Sometimes no one can determine what actually happened. The position of the postmodernists is that such a situation is in effect in most of the important issues in life. I think they argue that position because they see people using truth claims to support political domination. But they don’t, JJ claims, get past that. All they offer is what JJ calls “a hollow voice of protest.”

Thomas Aquinas and his more modern followers, including popes, talk about “natural law.” The term really means that there are some stories about reality that everyone accepts, and that if you don’t accept the story, you are mentally or morally deficient. That is a shaky basis for making decisions about life. For centuries people accepted the story that the sun goes around the earth. The Church has clung to stories about human sexuality that most of the rest of society has rejected--for example, that artificial means of contraception are bad. The only sense I can make out of that statement is that it means that bad things happen when you use artificial means of contraception. But whether bad things happen or not is a matter for observation. The last fifty years of observation give evidence that, while there are some bad outcomes of such use, as is true of almost anything in life, overall such use does not cause enough harm to forbid the practice.

What does all this mean?

The endpoint of this line of reasoning is that the Catholic intellectual community, especially those who claim to speak authoritatively in the name of the Church, is out of touch with the major philosophical currents of the day. That is one of the roots of the widespread abandonment of religious affiliation. There are other sources of such abandonment, most notably the huge tendency toward individualistic isolation in our societies, but when we have no credible answer to the questions that people put to us, we lose them.

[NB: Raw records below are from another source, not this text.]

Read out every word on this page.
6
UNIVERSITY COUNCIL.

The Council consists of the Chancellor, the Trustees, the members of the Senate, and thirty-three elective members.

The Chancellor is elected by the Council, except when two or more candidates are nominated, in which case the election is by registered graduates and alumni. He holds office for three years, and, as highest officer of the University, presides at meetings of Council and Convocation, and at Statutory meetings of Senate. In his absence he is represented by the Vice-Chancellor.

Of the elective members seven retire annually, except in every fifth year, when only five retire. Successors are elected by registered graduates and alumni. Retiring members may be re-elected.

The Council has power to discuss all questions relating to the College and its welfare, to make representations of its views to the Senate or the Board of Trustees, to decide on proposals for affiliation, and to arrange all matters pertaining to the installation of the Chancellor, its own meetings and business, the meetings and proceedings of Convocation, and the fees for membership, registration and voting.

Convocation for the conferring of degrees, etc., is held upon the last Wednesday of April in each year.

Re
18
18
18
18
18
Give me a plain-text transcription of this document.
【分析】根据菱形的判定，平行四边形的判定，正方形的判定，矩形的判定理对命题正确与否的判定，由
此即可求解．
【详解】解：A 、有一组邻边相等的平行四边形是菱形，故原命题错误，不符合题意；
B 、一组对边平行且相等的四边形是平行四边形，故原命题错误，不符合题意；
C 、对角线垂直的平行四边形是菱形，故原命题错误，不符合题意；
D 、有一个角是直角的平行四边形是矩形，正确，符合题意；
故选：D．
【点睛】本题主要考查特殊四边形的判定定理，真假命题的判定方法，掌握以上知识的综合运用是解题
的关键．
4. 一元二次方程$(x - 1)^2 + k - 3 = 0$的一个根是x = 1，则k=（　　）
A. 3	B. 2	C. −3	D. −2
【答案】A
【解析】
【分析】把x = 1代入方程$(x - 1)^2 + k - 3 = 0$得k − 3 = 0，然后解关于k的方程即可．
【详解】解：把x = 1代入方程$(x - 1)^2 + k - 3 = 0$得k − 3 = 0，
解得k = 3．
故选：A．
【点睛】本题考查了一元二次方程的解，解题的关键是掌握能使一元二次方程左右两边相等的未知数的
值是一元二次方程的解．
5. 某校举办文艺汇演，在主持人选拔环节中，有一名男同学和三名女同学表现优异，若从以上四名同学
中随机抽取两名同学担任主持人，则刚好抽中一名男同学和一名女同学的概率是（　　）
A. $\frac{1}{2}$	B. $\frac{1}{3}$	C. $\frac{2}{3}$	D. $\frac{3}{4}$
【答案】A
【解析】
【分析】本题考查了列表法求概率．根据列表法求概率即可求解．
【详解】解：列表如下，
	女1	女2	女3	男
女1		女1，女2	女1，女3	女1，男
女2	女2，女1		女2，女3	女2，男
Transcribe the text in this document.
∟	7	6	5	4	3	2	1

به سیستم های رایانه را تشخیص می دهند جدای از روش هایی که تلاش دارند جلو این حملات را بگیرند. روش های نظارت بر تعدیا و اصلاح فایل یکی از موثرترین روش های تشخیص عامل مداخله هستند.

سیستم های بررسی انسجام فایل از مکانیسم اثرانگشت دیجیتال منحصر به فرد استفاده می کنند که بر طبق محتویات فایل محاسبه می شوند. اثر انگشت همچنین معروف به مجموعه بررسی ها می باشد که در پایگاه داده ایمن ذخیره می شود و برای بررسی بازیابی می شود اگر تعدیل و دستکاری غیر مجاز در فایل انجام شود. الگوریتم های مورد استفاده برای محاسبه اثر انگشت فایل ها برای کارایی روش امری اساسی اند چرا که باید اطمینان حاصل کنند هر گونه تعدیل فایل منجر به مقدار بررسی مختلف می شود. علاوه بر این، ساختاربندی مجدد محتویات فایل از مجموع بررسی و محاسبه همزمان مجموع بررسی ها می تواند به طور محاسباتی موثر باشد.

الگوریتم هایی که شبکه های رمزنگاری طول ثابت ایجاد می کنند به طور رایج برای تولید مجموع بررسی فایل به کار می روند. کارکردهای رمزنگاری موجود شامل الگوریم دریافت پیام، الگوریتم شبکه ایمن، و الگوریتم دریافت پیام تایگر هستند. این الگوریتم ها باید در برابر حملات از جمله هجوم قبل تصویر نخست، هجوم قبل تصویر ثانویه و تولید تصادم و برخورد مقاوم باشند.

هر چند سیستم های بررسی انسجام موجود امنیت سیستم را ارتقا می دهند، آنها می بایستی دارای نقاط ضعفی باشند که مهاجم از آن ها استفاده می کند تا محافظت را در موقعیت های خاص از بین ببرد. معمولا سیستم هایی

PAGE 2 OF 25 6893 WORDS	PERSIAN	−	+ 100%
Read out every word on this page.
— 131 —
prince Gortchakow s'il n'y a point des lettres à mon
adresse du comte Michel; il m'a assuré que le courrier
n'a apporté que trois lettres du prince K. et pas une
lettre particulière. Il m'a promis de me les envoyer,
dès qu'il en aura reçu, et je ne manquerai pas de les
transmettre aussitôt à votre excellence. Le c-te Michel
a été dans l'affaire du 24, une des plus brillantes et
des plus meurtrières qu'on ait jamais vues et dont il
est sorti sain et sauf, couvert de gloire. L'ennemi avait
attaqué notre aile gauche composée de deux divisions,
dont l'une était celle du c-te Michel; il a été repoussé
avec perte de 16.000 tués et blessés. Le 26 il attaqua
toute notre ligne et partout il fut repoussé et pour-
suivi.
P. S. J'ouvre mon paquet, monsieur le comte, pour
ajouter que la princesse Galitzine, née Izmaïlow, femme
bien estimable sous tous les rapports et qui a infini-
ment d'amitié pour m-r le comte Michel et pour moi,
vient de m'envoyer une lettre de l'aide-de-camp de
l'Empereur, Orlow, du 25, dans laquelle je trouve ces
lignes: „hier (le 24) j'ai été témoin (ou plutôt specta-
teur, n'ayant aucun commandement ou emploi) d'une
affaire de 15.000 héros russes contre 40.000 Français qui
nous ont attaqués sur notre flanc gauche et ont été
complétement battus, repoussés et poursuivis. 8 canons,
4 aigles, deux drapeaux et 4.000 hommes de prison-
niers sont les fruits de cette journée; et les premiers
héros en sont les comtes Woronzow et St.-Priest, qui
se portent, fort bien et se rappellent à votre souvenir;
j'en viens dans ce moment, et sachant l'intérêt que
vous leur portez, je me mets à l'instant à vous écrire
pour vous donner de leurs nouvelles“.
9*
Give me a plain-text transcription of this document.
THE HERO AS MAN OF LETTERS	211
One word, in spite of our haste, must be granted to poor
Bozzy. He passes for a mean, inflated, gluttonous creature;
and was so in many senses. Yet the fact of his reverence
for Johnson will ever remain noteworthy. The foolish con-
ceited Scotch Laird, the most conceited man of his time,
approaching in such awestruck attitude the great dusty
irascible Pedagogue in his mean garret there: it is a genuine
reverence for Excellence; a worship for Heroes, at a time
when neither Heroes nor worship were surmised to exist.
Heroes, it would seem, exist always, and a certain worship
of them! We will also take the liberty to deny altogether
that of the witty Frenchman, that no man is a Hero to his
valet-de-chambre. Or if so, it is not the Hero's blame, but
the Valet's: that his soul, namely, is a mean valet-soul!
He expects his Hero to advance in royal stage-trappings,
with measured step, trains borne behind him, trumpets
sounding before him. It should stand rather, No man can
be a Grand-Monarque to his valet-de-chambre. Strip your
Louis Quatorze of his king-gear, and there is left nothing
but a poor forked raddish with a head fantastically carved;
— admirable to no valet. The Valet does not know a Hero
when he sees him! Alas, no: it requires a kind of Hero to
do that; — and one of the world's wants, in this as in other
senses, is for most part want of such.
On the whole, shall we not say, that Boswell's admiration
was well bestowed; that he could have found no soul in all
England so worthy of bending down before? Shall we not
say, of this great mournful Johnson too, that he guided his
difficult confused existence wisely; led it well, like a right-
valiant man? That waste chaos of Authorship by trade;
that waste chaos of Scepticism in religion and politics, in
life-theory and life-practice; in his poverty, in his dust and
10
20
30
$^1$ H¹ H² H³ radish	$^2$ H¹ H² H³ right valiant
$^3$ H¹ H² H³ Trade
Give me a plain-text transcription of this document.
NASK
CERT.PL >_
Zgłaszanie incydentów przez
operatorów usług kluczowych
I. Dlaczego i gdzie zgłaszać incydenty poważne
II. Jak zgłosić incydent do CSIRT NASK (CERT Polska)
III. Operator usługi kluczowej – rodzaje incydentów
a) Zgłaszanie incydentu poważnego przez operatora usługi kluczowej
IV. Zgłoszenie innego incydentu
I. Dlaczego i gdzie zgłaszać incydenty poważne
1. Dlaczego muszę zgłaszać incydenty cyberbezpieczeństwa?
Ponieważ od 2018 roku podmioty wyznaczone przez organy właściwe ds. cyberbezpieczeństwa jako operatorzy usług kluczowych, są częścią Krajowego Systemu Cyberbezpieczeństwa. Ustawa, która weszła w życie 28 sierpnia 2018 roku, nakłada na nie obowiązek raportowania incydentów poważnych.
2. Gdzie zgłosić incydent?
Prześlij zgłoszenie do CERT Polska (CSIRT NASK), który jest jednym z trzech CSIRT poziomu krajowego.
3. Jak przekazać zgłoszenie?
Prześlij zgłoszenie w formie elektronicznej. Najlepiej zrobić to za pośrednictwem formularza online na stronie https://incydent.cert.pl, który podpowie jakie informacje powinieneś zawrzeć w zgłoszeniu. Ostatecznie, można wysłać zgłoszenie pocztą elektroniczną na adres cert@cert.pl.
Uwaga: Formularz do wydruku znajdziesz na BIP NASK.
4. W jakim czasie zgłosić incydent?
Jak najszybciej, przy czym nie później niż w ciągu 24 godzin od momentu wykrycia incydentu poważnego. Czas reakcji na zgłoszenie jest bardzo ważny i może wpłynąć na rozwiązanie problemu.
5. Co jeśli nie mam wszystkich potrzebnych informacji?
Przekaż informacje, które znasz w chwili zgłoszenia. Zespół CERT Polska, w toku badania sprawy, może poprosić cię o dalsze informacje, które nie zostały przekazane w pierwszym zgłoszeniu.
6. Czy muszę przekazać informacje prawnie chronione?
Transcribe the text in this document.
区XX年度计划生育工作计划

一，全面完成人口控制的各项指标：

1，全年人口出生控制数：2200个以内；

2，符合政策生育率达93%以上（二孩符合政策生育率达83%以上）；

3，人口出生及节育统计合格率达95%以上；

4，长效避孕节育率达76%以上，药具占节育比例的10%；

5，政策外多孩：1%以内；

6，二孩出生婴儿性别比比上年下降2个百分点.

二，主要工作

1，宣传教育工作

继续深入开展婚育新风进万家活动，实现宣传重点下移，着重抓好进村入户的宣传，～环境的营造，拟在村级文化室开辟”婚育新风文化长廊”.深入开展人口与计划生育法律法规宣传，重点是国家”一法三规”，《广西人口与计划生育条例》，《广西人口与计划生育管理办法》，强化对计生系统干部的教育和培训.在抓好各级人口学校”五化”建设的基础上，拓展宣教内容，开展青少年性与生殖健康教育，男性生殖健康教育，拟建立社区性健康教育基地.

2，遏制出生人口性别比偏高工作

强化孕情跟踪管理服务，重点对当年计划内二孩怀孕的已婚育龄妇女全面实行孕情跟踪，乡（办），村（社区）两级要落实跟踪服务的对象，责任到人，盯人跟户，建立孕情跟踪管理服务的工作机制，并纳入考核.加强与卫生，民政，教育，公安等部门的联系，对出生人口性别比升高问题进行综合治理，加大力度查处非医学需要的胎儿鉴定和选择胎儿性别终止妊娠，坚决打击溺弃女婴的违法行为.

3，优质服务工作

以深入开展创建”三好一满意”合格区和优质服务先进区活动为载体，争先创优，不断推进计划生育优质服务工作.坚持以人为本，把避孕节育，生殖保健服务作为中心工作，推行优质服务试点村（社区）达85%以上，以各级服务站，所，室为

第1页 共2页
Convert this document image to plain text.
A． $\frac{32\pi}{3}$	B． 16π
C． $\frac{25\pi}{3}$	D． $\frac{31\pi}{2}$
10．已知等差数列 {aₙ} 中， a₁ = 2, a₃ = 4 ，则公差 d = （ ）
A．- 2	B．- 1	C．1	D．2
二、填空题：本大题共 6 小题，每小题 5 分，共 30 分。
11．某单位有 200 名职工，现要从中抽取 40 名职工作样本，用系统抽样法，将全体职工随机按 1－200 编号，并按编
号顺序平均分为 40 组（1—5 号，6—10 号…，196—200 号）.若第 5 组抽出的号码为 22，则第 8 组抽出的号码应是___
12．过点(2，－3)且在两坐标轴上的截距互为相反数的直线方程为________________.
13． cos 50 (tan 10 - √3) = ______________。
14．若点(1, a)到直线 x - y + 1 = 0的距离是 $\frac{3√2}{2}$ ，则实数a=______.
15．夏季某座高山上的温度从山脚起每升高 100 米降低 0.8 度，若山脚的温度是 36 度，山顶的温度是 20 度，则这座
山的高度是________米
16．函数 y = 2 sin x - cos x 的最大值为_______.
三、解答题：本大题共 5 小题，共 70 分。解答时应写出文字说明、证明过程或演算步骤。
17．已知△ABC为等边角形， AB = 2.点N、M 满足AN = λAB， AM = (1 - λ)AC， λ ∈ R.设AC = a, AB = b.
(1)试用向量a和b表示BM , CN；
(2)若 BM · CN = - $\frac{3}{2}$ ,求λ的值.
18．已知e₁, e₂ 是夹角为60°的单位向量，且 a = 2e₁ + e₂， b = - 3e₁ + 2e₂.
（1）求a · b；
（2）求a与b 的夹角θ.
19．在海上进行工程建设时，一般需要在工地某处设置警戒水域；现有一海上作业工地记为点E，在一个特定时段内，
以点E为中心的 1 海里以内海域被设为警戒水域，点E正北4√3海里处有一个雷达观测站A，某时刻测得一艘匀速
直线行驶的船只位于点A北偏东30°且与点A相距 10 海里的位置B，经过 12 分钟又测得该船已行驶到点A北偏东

This gap between official Church teaching and the wider philosophical environment is one of the sources of lack of applicants for leadership in the Church—i.e. priesthood. Who wants to be locked into presenting things as true when the individual is not convinced they are true. Even worse, who wants to be locked into a situation where you cannot even discuss the issues?

The clergy problem is not limited to the Catholic community. Protestant groups also face a slowdown in clergy recruitment. I suggest that those groups face a similar problem. Their spiritualities—the practices and stories that they use to structure the lives of believers—are too often out of touch with the realities that most people have constructed for themselves. Protestant congregations have their own versions of orthodoxy, and their own punishments for people who say things outside the orthodoxy.

In short, part of our problem is intellectual, and its solution has to be to grapple on a wider level with the intellectual issues. That was JJ’s position, and it is mine.